Pada saat penulisan, harga ZEC berada di kisaran $411,7, naik 6,95% dalam 24 jam terakhir. Trader kripto Altcoin Sherpa menandai level resistensi kritis di $398 dan memperkirakan bahwa ZEC berpotensi melanjutkan rally ke zona pertengahan $400-an atau bahkan menembus $500 jika mampu bertahan di atas ambang tersebut. Namun, ia juga memperingatkan kemungkinan penurunan tajam sesudah mencapai level itu.
Analisis on‑chain dari Joao Wedson, pendiri dan CEO Alphractal, menyoroti tiga celah yang dapat menggoyang momentum positif Zcash rally. Wedson menilai bahwa meskipun ZEC memperoleh dorongan baru, struktur on‑chain dan sentimen pasar masih lemah.
Baca Juga:
- Kekurangan struktur on‑chain dan dukungan sentimen. Data transaksi menunjukkan sedikit peningkatan aktivitas baru, menandakan bahwa kenaikan harga belum didukung oleh aliran masuk signifikan.
- Aktivitas pemegang jangka panjang menurun. Pemilik koin yang biasanya menahan aset dalam jangka panjang telah menjual atau memindahkan sebagian besar kepemilikan mereka pada fase awal siklus, sehingga kurang ada akumulasi baru di level harga saat ini.
- Metode “Alpha Price” menunjukkan jarak luas ke target historis. Indikator ini memperkirakan puncak siklus dengan menilai pola harga sebelumnya, dan saat ini menampilkan kesenjangan besar hingga sekitar $1.500—level yang tampaknya tidak realistis mengingat perilaku historis ZEC.

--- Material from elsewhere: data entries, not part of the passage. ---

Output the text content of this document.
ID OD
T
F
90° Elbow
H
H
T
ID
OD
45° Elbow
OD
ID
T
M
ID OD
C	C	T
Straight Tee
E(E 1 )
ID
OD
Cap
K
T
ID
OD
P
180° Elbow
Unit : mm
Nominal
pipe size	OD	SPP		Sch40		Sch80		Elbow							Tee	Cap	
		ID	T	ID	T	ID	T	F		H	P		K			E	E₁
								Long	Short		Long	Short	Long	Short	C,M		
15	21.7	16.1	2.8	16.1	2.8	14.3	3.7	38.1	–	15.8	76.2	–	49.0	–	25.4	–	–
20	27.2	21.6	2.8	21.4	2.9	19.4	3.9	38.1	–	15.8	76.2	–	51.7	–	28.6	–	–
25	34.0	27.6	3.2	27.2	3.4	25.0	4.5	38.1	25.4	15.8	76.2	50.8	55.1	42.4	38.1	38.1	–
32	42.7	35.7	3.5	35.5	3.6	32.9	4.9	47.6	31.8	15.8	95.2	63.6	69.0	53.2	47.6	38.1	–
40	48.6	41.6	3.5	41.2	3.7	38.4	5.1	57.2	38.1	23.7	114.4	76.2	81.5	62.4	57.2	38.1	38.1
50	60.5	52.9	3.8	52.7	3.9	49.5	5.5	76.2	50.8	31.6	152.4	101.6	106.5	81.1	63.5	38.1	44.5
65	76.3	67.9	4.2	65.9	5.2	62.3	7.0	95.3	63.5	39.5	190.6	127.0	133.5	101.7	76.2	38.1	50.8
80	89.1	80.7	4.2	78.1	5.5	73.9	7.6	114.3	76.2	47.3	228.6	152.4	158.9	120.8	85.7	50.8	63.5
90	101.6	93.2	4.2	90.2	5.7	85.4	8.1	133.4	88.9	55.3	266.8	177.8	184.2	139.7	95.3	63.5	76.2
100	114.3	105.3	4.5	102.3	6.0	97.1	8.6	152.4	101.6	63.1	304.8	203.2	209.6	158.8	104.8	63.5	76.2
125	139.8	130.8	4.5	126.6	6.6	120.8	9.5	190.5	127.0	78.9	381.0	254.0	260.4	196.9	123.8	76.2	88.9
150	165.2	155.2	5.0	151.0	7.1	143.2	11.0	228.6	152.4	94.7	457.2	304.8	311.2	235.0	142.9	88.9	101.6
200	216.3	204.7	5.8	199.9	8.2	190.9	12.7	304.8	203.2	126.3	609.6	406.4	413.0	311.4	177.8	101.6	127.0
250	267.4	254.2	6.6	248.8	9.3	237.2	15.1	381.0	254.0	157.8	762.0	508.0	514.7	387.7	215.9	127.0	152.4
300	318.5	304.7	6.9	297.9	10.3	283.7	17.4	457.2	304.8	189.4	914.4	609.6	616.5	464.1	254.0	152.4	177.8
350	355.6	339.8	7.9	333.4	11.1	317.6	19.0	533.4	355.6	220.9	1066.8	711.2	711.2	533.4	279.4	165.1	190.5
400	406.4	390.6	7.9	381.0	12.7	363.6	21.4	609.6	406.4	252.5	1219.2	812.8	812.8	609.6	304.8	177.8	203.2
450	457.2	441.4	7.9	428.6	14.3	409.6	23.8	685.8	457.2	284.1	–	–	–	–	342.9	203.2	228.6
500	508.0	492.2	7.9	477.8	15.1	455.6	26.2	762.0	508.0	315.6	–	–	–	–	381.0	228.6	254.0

Selain faktor-faktor teknis, Wedson mengamati penurunan tajam dalam jumlah postingan media sosial yang membahas ZEC. Penurunan interaksi ini mencerminkan berkurangnya antusiasme komunitas, yang dapat memperlemah dukungan harga jangka pendek. Ia juga menekankan bahwa masih ada sejumlah pemegang yang belum menjual, yang berarti tekanan jual dapat muncul secara tiba‑tiba bila sentimen berubah.
Secara keseluruhan, meskipun Zcash rally menunjukkan performa yang mengesankan, ketidaksesuaian antara momentum pasar dan indikator fundamental menimbulkan pertanyaan tentang keberlanjutan tren. Jika tekanan beli terus menguat dan level resistance utama berhasil ditembus, rally dapat berlanjut. Namun, kelemahan pada struktur on‑chain, penurunan partisipasi komunitas, serta target harga yang terlalu ambisius menambah risiko koreksi mendadak.
Investor yang mempertimbangkan posisi di ZEC sebaiknya memantau perkembangan volume perdagangan, tingkat partisipasi pemegang jangka panjang, serta reaksi pasar terhadap level resistance psikologis. Kewaspadaan tetap diperlukan untuk menghindari terjebak dalam pergerakan harga yang bersifat sementara.